Abstract 214: MicroRNA-451 Aggravates Lipotoxic Cardiomyopathy Through Suppression of the LKB1/AMPK Signaling Pathway

Abstract

Rationale: In some type 2 diabetes mellitus (T2D) patients without hypertension, cardiac hypertrophy and attenuated cardiac function are observed, and this insult is termed “diabetic cardiomyopathy.” Tons of evidence suggests that microRNAs are involved in cardiac diseases. However, the functions of microRNAs in the diabetic cardiomyopathy induced by T2D and obesity are not fully understood. Methods and Results: C57BL/6 mice were fed a high-fat diet (HFD) for 20 weeks, which induced obesity and T2D. MicroRNA microarray and real-time PCR revealed that miR-451 levels were significantly increased in the T2D mouse hearts (n=4-5, p<0.05). Because excess supply of saturated fatty acids is a cause of diabetic cardiomyopathy, we stimulated neonatal rat cardiac myocytes (NRCMs) with palmitate in physiological albumin concentration and confirmed that miR-451 expression was increased in a dose-dependent manner (n=6-12, p<0.01). Loss of miR-451 function ameliorated palmitate-induced lipotoxicity in NRCMs (n=4, p<0.05). Calcium-binding protein 39 (Cab39) is a scaffold protein of liver kinase B1 (LKB1), an upstream kinase of AMP-activated protein kinase (AMPK). Cab39 was a direct target of miR-451 in NRCMs and Cab39 overexpression rescued the palmitate-induced lipotoxicity in NRCMs (n=4, p<0.01). To clarify miR-451 functions in vivo, we generated cardiomyocyte-specific miR-451 knockout (cKO) mice. HFD-induced cardiac hypertrophy and contractile reserves were ameliorated in cKO mice compared with HFD-fed control mice.
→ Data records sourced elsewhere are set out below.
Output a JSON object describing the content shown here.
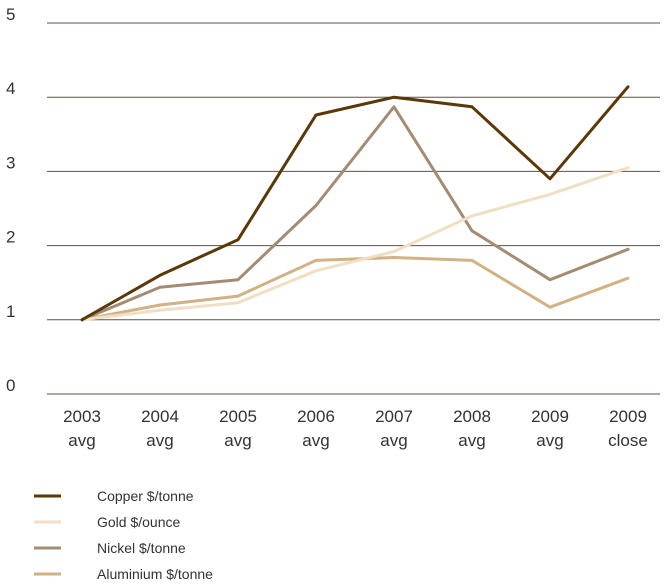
{
  "chart_data": {
    "type": "line",
    "title": "",
    "xlabel": "",
    "ylabel": "",
    "ylim": [
      0,
      5
    ],
    "yticks": [
      0,
      1,
      2,
      3,
      4,
      5
    ],
    "grid": true,
    "legend_placement": "bottom-left",
    "categories": [
      [
        "2003",
        "avg"
      ],
      [
        "2004",
        "avg"
      ],
      [
        "2005",
        "avg"
      ],
      [
        "2006",
        "avg"
      ],
      [
        "2007",
        "avg"
      ],
      [
        "2008",
        "avg"
      ],
      [
        "2009",
        "avg"
      ],
      [
        "2009",
        "close"
      ]
    ],
    "series": [
      {
        "name": "Copper $/tonne",
        "color": "#5a3808",
        "values": [
          1.0,
          1.6,
          2.08,
          3.76,
          4.0,
          3.87,
          2.9,
          4.14
        ]
      },
      {
        "name": "Gold $/ounce",
        "color": "#f1dfc4",
        "values": [
          1.0,
          1.13,
          1.23,
          1.66,
          1.92,
          2.4,
          2.69,
          3.05
        ]
      },
      {
        "name": "Nickel $/tonne",
        "color": "#a38c72",
        "values": [
          1.0,
          1.44,
          1.54,
          2.54,
          3.87,
          2.2,
          1.54,
          1.95
        ]
      },
      {
        "name": "Aluminium $/tonne",
        "color": "#d2b285",
        "values": [
          1.0,
          1.2,
          1.32,
          1.8,
          1.84,
          1.8,
          1.17,
          1.56
        ]
      }
    ]
  }
}
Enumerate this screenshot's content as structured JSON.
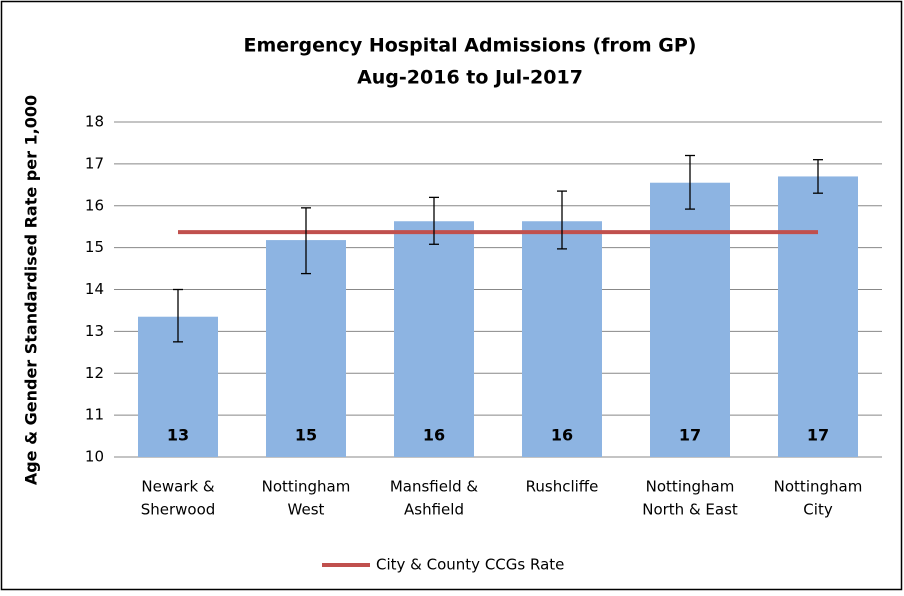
{
  "chart_data": {
    "type": "bar",
    "title": "Emergency Hospital Admissions (from GP)",
    "subtitle": "Aug-2016 to Jul-2017",
    "y_label": "Age & Gender Standardised Rate per 1,000",
    "categories": [
      [
        "Newark &",
        "Sherwood"
      ],
      [
        "Nottingham",
        "West"
      ],
      [
        "Mansfield &",
        "Ashfield"
      ],
      [
        "Rushcliffe"
      ],
      [
        "Nottingham",
        "North & East"
      ],
      [
        "Nottingham",
        "City"
      ]
    ],
    "values": [
      13.35,
      15.18,
      15.63,
      15.63,
      16.55,
      16.7
    ],
    "value_labels": [
      "13",
      "15",
      "16",
      "16",
      "17",
      "17"
    ],
    "ci_lower": [
      12.75,
      14.38,
      15.08,
      14.97,
      15.92,
      16.3
    ],
    "ci_upper": [
      14.0,
      15.95,
      16.2,
      16.35,
      17.2,
      17.1
    ],
    "color": "#8db4e2",
    "reference": {
      "name": "City & County CCGs Rate",
      "value": 15.37,
      "color": "#c0504d"
    },
    "ylim": [
      10,
      18
    ],
    "yticks": [
      10,
      11,
      12,
      13,
      14,
      15,
      16,
      17,
      18
    ],
    "grid": true,
    "legend": "bottom"
  }
}
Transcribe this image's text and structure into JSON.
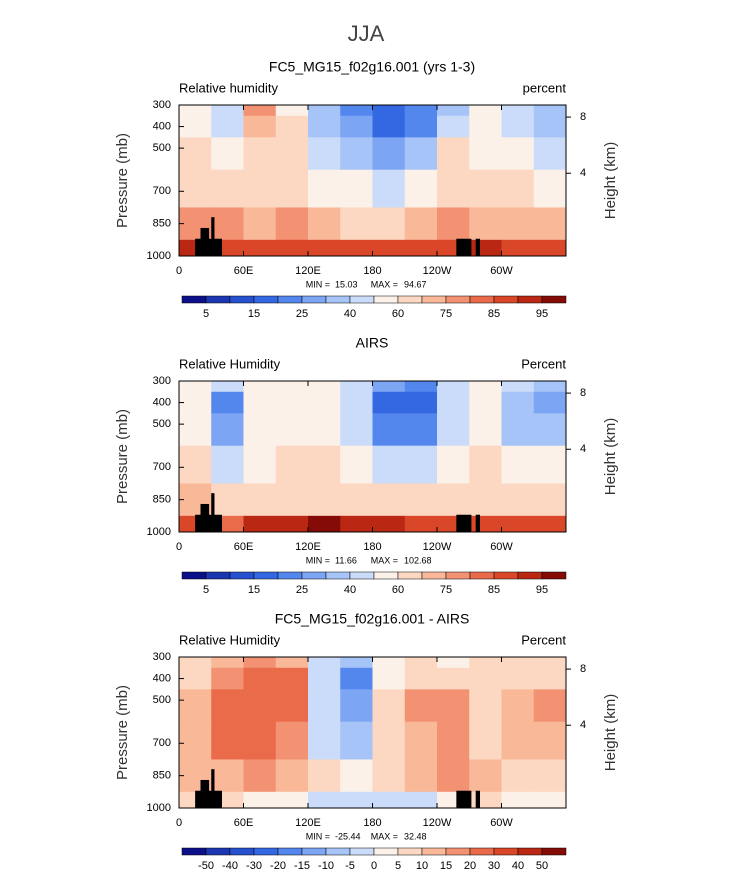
{
  "title": "JJA",
  "chart_data": [
    {
      "type": "contour",
      "title": "FC5_MG15_f02g16.001 (yrs 1-3)",
      "left_label": "Relative humidity",
      "right_label": "percent",
      "ylabel": "Pressure (mb)",
      "y2label": "Height (km)",
      "xlim": [
        0,
        360
      ],
      "xticks": [
        0,
        {
          "value": 60,
          "label": "60E"
        },
        {
          "value": 120,
          "label": "120E"
        },
        180,
        {
          "value": 240,
          "label": "120W"
        },
        {
          "value": 300,
          "label": "60W"
        }
      ],
      "ylim": [
        1000,
        300
      ],
      "yticks": [
        300,
        400,
        500,
        700,
        850,
        1000
      ],
      "y2ticks": [
        4,
        8
      ],
      "x": [
        15,
        45,
        75,
        105,
        135,
        165,
        195,
        225,
        255,
        285,
        315,
        345
      ],
      "levels_p": [
        300,
        400,
        500,
        700,
        850,
        1000
      ],
      "z": [
        [
          55,
          45,
          75,
          55,
          30,
          20,
          15,
          20,
          35,
          55,
          45,
          35
        ],
        [
          55,
          40,
          70,
          60,
          35,
          25,
          15,
          20,
          45,
          55,
          40,
          30
        ],
        [
          60,
          55,
          65,
          65,
          45,
          35,
          25,
          35,
          60,
          55,
          50,
          45
        ],
        [
          65,
          65,
          60,
          65,
          55,
          50,
          45,
          55,
          65,
          60,
          60,
          55
        ],
        [
          75,
          75,
          70,
          75,
          70,
          65,
          65,
          70,
          75,
          70,
          70,
          70
        ],
        [
          90,
          85,
          85,
          85,
          85,
          85,
          85,
          85,
          85,
          90,
          85,
          85
        ]
      ],
      "min_label": "MIN =",
      "min": 15.03,
      "max_label": "MAX =",
      "max": 94.67,
      "levels": [
        5,
        10,
        15,
        20,
        25,
        30,
        40,
        50,
        60,
        70,
        75,
        80,
        85,
        90,
        95
      ],
      "colorbar_ticks": [
        5,
        15,
        25,
        40,
        60,
        75,
        85,
        95
      ],
      "colors": [
        "#0b0f8a",
        "#1b36b0",
        "#2650d0",
        "#3468e2",
        "#5487ee",
        "#7ca5f4",
        "#a6c4f7",
        "#cadcf9",
        "#fbf1e8",
        "#fcd8c2",
        "#f9b898",
        "#f39272",
        "#ea6b4a",
        "#d94628",
        "#ba2712",
        "#850b07"
      ]
    },
    {
      "type": "contour",
      "title": "AIRS",
      "left_label": "Relative Humidity",
      "right_label": "Percent",
      "ylabel": "Pressure (mb)",
      "y2label": "Height (km)",
      "xlim": [
        0,
        360
      ],
      "xticks": [
        0,
        {
          "value": 60,
          "label": "60E"
        },
        {
          "value": 120,
          "label": "120E"
        },
        180,
        {
          "value": 240,
          "label": "120W"
        },
        {
          "value": 300,
          "label": "60W"
        }
      ],
      "ylim": [
        1000,
        300
      ],
      "yticks": [
        300,
        400,
        500,
        700,
        850,
        1000
      ],
      "y2ticks": [
        4,
        8
      ],
      "x": [
        15,
        45,
        75,
        105,
        135,
        165,
        195,
        225,
        255,
        285,
        315,
        345
      ],
      "levels_p": [
        300,
        400,
        500,
        700,
        850,
        1000
      ],
      "z": [
        [
          50,
          40,
          55,
          50,
          55,
          45,
          25,
          20,
          45,
          55,
          40,
          35
        ],
        [
          55,
          20,
          50,
          50,
          50,
          40,
          15,
          15,
          40,
          50,
          30,
          25
        ],
        [
          55,
          25,
          50,
          55,
          55,
          45,
          20,
          20,
          45,
          55,
          35,
          30
        ],
        [
          60,
          45,
          55,
          60,
          60,
          55,
          45,
          45,
          55,
          60,
          50,
          50
        ],
        [
          70,
          65,
          65,
          65,
          65,
          65,
          65,
          65,
          65,
          65,
          65,
          65
        ],
        [
          85,
          80,
          90,
          90,
          95,
          90,
          90,
          85,
          85,
          85,
          85,
          85
        ]
      ],
      "min_label": "MIN =",
      "min": 11.66,
      "max_label": "MAX =",
      "max": 102.68,
      "levels": [
        5,
        10,
        15,
        20,
        25,
        30,
        40,
        50,
        60,
        70,
        75,
        80,
        85,
        90,
        95
      ],
      "colorbar_ticks": [
        5,
        15,
        25,
        40,
        60,
        75,
        85,
        95
      ],
      "colors": [
        "#0b0f8a",
        "#1b36b0",
        "#2650d0",
        "#3468e2",
        "#5487ee",
        "#7ca5f4",
        "#a6c4f7",
        "#cadcf9",
        "#fbf1e8",
        "#fcd8c2",
        "#f9b898",
        "#f39272",
        "#ea6b4a",
        "#d94628",
        "#ba2712",
        "#850b07"
      ]
    },
    {
      "type": "contour",
      "title": "FC5_MG15_f02g16.001 - AIRS",
      "left_label": "Relative Humidity",
      "right_label": "Percent",
      "ylabel": "Pressure (mb)",
      "y2label": "Height (km)",
      "xlim": [
        0,
        360
      ],
      "xticks": [
        0,
        {
          "value": 60,
          "label": "60E"
        },
        {
          "value": 120,
          "label": "120E"
        },
        180,
        {
          "value": 240,
          "label": "120W"
        },
        {
          "value": 300,
          "label": "60W"
        }
      ],
      "ylim": [
        1000,
        300
      ],
      "yticks": [
        300,
        400,
        500,
        700,
        850,
        1000
      ],
      "y2ticks": [
        4,
        8
      ],
      "x": [
        15,
        45,
        75,
        105,
        135,
        165,
        195,
        225,
        255,
        285,
        315,
        345
      ],
      "levels_p": [
        300,
        400,
        500,
        700,
        850,
        1000
      ],
      "z": [
        [
          5,
          10,
          15,
          10,
          -5,
          -10,
          0,
          5,
          0,
          5,
          5,
          5
        ],
        [
          5,
          15,
          20,
          20,
          -5,
          -20,
          0,
          5,
          5,
          5,
          5,
          5
        ],
        [
          10,
          20,
          20,
          20,
          -5,
          -15,
          5,
          15,
          15,
          5,
          10,
          15
        ],
        [
          10,
          20,
          20,
          15,
          -5,
          -10,
          5,
          10,
          15,
          5,
          10,
          10
        ],
        [
          10,
          10,
          15,
          10,
          5,
          0,
          5,
          10,
          15,
          10,
          5,
          5
        ],
        [
          5,
          5,
          0,
          0,
          -5,
          -5,
          -5,
          -5,
          0,
          5,
          0,
          0
        ]
      ],
      "min_label": "MIN =",
      "min": -25.44,
      "max_label": "MAX =",
      "max": 32.48,
      "levels": [
        -50,
        -40,
        -30,
        -20,
        -15,
        -10,
        -5,
        0,
        5,
        10,
        15,
        20,
        30,
        40,
        50
      ],
      "colorbar_ticks": [
        -50,
        -40,
        -30,
        -20,
        -15,
        -10,
        -5,
        0,
        5,
        10,
        15,
        20,
        30,
        40,
        50
      ],
      "colors": [
        "#0b0f8a",
        "#1b36b0",
        "#2650d0",
        "#3468e2",
        "#5487ee",
        "#7ca5f4",
        "#a6c4f7",
        "#cadcf9",
        "#fbf1e8",
        "#fcd8c2",
        "#f9b898",
        "#f39272",
        "#ea6b4a",
        "#d94628",
        "#ba2712",
        "#850b07"
      ]
    }
  ]
}
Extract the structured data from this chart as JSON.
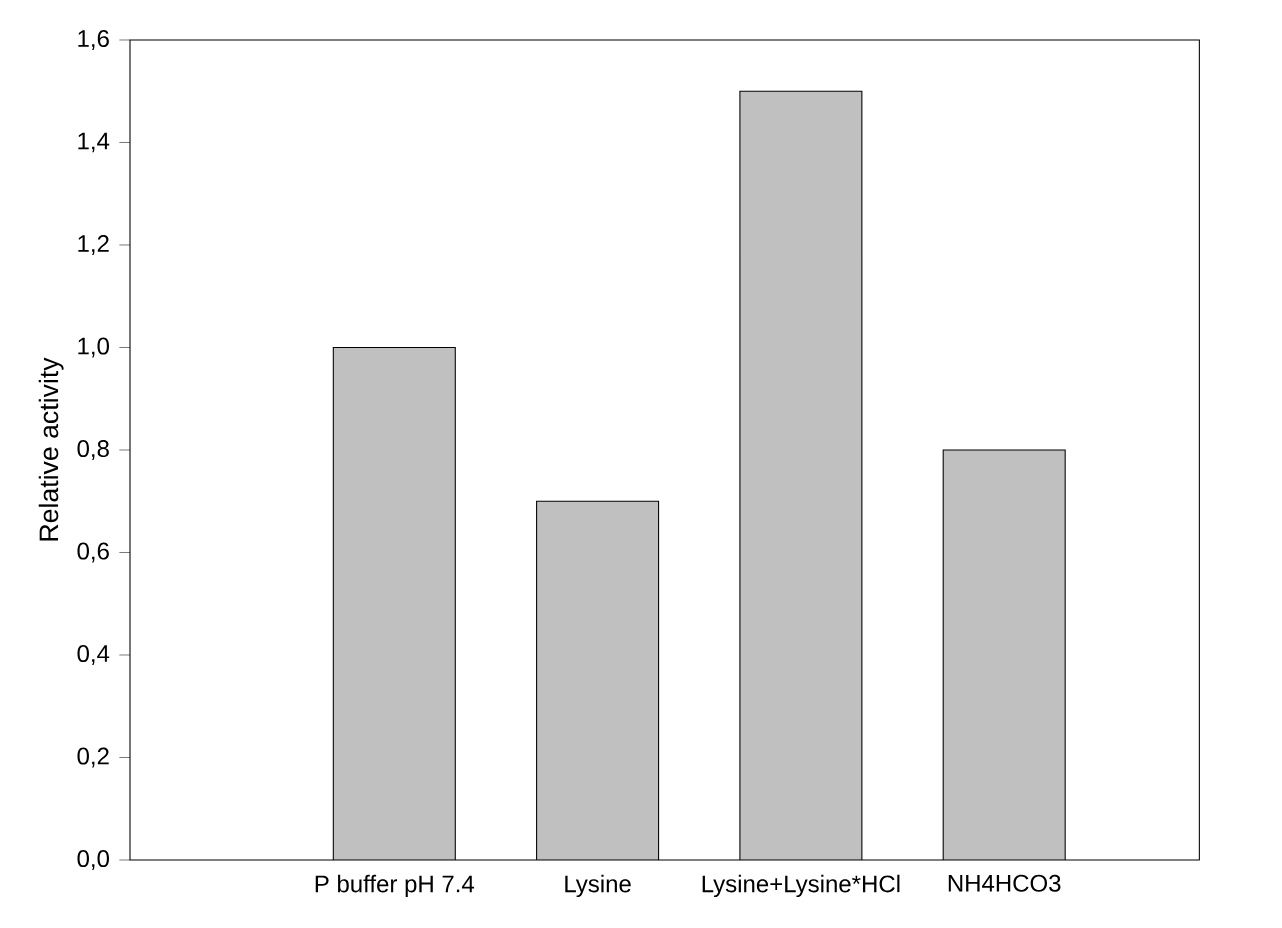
{
  "chart_data": {
    "type": "bar",
    "ylabel": "Relative activity",
    "categories": [
      "P buffer pH 7.4",
      "Lysine",
      "Lysine+Lysine*HCl",
      "NH4HCO3"
    ],
    "values": [
      1.0,
      0.7,
      1.5,
      0.8
    ],
    "color": "#c0c0c0",
    "ylim": [
      0,
      1.6
    ],
    "yticks": [
      {
        "value": 0,
        "label": "0,0"
      },
      {
        "value": 0.2,
        "label": "0,2"
      },
      {
        "value": 0.4,
        "label": "0,4"
      },
      {
        "value": 0.6,
        "label": "0,6"
      },
      {
        "value": 0.8,
        "label": "0,8"
      },
      {
        "value": 1.0,
        "label": "1,0"
      },
      {
        "value": 1.2,
        "label": "1,2"
      },
      {
        "value": 1.4,
        "label": "1,4"
      },
      {
        "value": 1.6,
        "label": "1,6"
      }
    ],
    "grid": false
  }
}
Protein levels of Cab39 and phosphorylated AMPK were increased and phosphorylated mammalian target of rapamycin (mTOR) was reduced in HFD-fed cKO mouse hearts compared with HFD-fed control mouse hearts (n=10-12, p<0.05). We also measured the lipotoxic intermediates, triglyceride and ceramide, in these mouse hearts using HPLC-evaporative light scattering detector (ELSD). Although there was no difference in triglyceride levels (n=3-5), ceramide level was decreased in HFD-fed cKO mice compared with HFD-fed control mice (n=3-5, p<0.05). Conclusions: Our results indicate that miR-451 exacerbates diabetic cardiomyopathy. miR-451 is a potential therapeutic target for cardiac disease caused by T2D and obesity.